RPT-CAW union sees small obstacles to Air Canada pension deal

(Repeats to widen distribution)

* CAW is only Air Canada union not yet backing pension deal * Says expects government to respond to concerns by Friday OTTAWA, Oct 1 (Reuters) - The most vocal union at Air Canada

registered on Monday only minor concerns about the airline's request for more government relief on pension deficit payments, and indicated it could make a decision in coming days on whether to support the bid.

The Canadian Auto Workers (CAW) Airline Local 2002, which represents 3,800 employees, said it expects Air Canada to respond to its concerns by Friday.

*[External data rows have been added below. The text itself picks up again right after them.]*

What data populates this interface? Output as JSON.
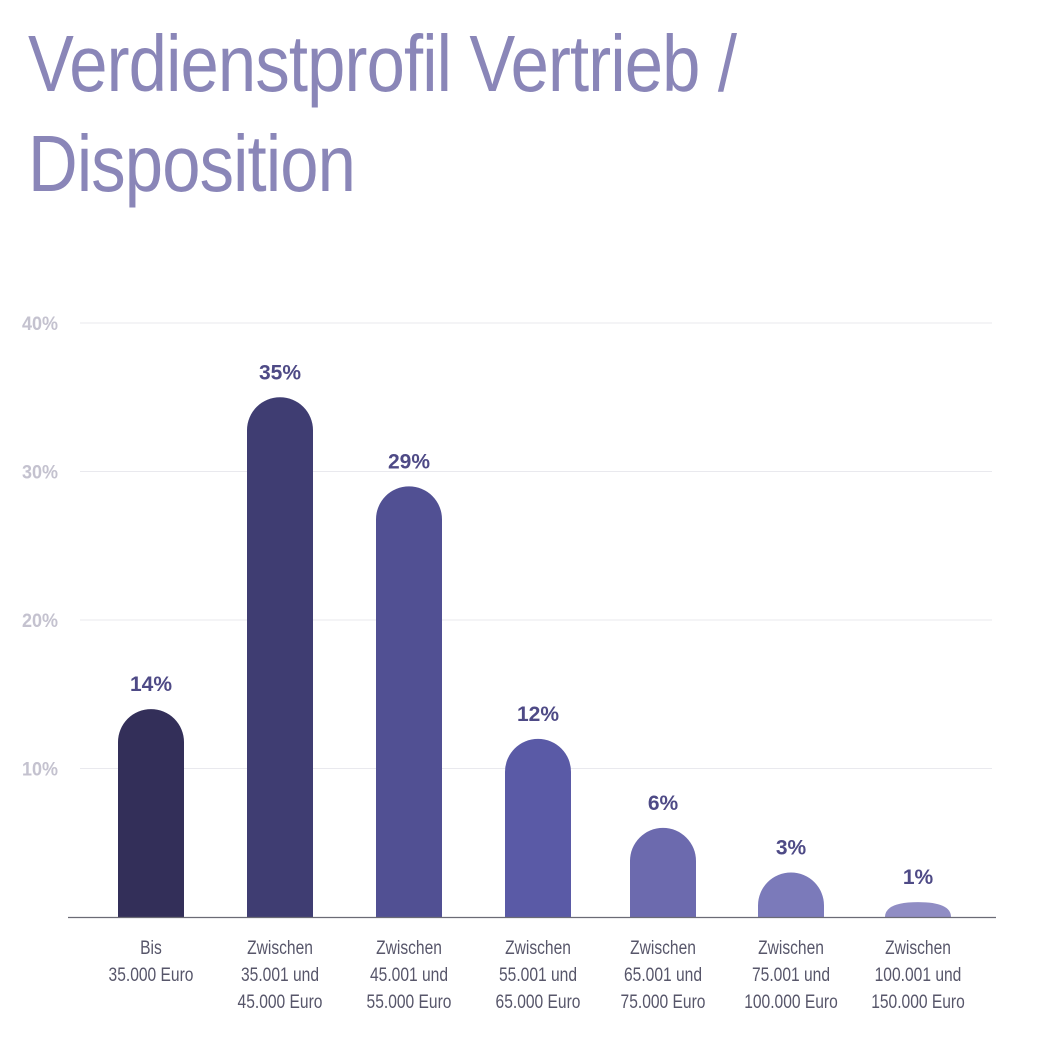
{
  "title": "Verdienstprofil Vertrieb / Disposition",
  "colors": {
    "title": "#8a86b8",
    "tick_label": "#c4c2cf",
    "value_label": "#4e4a86",
    "category_label": "#57566a",
    "grid": "#e9e9ee",
    "axis": "#6b6b75",
    "bars": [
      "#332f59",
      "#3f3d72",
      "#515093",
      "#5a5aa6",
      "#6c6aae",
      "#7b7aba",
      "#908dc4"
    ]
  },
  "chart_data": {
    "type": "bar",
    "categories": [
      [
        "Bis",
        "35.000 Euro"
      ],
      [
        "Zwischen",
        "35.001 und",
        "45.000 Euro"
      ],
      [
        "Zwischen",
        "45.001 und",
        "55.000 Euro"
      ],
      [
        "Zwischen",
        "55.001 und",
        "65.000 Euro"
      ],
      [
        "Zwischen",
        "65.001 und",
        "75.000 Euro"
      ],
      [
        "Zwischen",
        "75.001 und",
        "100.000 Euro"
      ],
      [
        "Zwischen",
        "100.001 und",
        "150.000 Euro"
      ]
    ],
    "values": [
      14,
      35,
      29,
      12,
      6,
      3,
      1
    ],
    "value_labels": [
      "14%",
      "35%",
      "29%",
      "12%",
      "6%",
      "3%",
      "1%"
    ],
    "yticks": [
      10,
      20,
      30,
      40
    ],
    "ytick_labels": [
      "10%",
      "20%",
      "30%",
      "40%"
    ],
    "ylim": [
      0,
      40
    ],
    "grid": true
  }
}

CAW is the only one of the carrier's five unions that has not yet backed the company's request to extend a special pension funding agreement with Ottawa by 10 years to 2024.

The union said it was doing its due diligence and understood the seriousness of the pension shortfall.

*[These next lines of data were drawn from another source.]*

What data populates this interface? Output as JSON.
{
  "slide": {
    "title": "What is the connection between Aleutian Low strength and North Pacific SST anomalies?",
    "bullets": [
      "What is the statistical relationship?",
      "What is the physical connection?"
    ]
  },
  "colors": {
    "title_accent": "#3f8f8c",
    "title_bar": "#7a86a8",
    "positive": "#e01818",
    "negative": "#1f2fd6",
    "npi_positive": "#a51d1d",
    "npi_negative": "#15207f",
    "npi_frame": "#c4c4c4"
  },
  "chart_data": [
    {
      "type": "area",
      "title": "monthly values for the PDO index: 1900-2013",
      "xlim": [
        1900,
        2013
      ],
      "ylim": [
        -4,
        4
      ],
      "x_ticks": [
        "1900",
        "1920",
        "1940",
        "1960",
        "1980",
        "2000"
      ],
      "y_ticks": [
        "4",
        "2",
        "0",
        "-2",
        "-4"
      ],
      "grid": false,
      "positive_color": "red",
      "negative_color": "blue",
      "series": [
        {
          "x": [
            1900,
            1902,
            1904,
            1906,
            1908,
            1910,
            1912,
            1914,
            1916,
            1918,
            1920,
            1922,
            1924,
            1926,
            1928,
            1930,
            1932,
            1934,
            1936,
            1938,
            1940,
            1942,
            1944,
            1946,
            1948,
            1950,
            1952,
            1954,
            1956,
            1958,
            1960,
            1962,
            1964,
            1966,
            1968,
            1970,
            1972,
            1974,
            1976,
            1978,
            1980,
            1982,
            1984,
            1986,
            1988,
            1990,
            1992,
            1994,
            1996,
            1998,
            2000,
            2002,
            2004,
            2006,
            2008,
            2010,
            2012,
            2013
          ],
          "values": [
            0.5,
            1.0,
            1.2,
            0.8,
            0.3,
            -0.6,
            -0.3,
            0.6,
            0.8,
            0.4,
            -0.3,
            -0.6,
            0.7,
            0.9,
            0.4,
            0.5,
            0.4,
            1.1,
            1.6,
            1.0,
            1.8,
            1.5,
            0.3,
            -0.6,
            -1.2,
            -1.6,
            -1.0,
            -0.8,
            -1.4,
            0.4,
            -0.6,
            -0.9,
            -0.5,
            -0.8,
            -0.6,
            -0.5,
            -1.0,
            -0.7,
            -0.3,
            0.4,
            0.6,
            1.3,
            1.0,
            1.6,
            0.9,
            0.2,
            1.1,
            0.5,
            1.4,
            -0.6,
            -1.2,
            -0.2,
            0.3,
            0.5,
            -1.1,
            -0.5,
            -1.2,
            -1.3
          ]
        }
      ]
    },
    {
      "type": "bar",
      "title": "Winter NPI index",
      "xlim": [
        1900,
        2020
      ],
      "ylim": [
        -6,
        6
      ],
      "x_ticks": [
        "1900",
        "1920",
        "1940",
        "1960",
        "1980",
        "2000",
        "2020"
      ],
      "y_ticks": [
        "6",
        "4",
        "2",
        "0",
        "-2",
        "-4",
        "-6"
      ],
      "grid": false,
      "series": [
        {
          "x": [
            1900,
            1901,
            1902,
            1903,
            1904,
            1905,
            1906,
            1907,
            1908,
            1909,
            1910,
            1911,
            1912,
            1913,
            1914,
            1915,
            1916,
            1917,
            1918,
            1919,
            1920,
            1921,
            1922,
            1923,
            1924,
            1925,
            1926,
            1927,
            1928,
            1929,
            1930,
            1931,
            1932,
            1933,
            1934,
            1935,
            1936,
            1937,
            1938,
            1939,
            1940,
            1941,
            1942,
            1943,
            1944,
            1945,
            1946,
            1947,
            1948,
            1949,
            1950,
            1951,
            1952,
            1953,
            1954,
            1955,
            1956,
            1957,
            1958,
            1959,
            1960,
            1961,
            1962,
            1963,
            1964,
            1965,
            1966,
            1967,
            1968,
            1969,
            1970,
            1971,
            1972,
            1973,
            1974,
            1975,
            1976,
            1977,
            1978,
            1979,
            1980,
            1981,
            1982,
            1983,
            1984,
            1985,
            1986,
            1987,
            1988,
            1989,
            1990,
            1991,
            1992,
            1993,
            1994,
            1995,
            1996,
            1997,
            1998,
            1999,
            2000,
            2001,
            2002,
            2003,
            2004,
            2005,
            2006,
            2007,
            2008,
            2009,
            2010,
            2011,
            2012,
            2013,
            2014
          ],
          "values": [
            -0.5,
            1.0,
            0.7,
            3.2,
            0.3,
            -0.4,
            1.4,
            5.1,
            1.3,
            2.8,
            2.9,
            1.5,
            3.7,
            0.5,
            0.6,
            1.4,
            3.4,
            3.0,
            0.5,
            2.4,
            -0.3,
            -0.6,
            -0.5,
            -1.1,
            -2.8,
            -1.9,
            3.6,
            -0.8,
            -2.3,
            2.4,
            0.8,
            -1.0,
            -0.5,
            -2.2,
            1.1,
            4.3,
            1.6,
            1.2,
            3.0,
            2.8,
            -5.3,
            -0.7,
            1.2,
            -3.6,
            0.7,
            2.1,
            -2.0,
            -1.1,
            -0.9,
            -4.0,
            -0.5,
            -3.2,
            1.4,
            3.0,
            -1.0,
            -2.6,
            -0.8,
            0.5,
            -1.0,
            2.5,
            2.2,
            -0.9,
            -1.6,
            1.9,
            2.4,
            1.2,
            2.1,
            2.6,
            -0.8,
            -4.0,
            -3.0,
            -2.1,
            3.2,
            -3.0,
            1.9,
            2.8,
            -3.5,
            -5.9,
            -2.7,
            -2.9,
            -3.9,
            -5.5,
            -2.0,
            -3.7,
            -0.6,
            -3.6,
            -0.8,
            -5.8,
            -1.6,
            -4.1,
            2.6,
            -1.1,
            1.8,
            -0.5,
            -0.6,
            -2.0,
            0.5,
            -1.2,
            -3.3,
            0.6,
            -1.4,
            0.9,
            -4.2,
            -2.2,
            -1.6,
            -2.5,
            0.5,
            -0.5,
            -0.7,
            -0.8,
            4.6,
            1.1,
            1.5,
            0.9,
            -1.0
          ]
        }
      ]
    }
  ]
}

"The current deficit - under normal funding requirements - has reached a level that threatens Air Canada's survival," the union said in a statement.

Air Canada's pension deficit stood at C$4.2 billion as of Jan. 1, largely because of extraordinarily low interest rates, and is widely viewed as an existential threat if the company were forced to fund the plan under normal rules.

In 2009, Air Canada won agreement from the government to allow it a moratorium on making any special payments to reduce its defined-benefit pension deficit through 2010, and then a cap on special payments that would rise from C$150 million in 2011 to C$225 million in 2013.

The agreement is due to expire in Jan. 30, 2014, and Air Canada is pressing Ottawa to extend the cap another decade.

Finance Minister Jim Flaherty has said he would only consider granting the extension if the airline had the support of current unionized workers and pensioners - representing 27,000 employees and 25,000 retirees - as well as the country's financial regulator OSFI.

Two of Air Canada's unions supported the request as a condition of their arbitrated settlements and two others have also agreed.

In exchange for CAW's support, the company has offered to extend a deadline for implementation of new pension rules for employees by one year to Jan. 1, 2014.

While the union called this a positive development, it said the new timetable causes problems for employees who had already opted for voluntary retirement in the belief the new rules would come into effect on Jan. 1, 2013. Others who didn't take that option may now consider doing it a year later, he said.

Both groups should be given a chance to change their plans, the union said.

"We have moved quickly but await the company's response to ensure that no one would be harmed by such an undertaking. Air Canada is to respond by Oct. 5, 2012," the CAW said.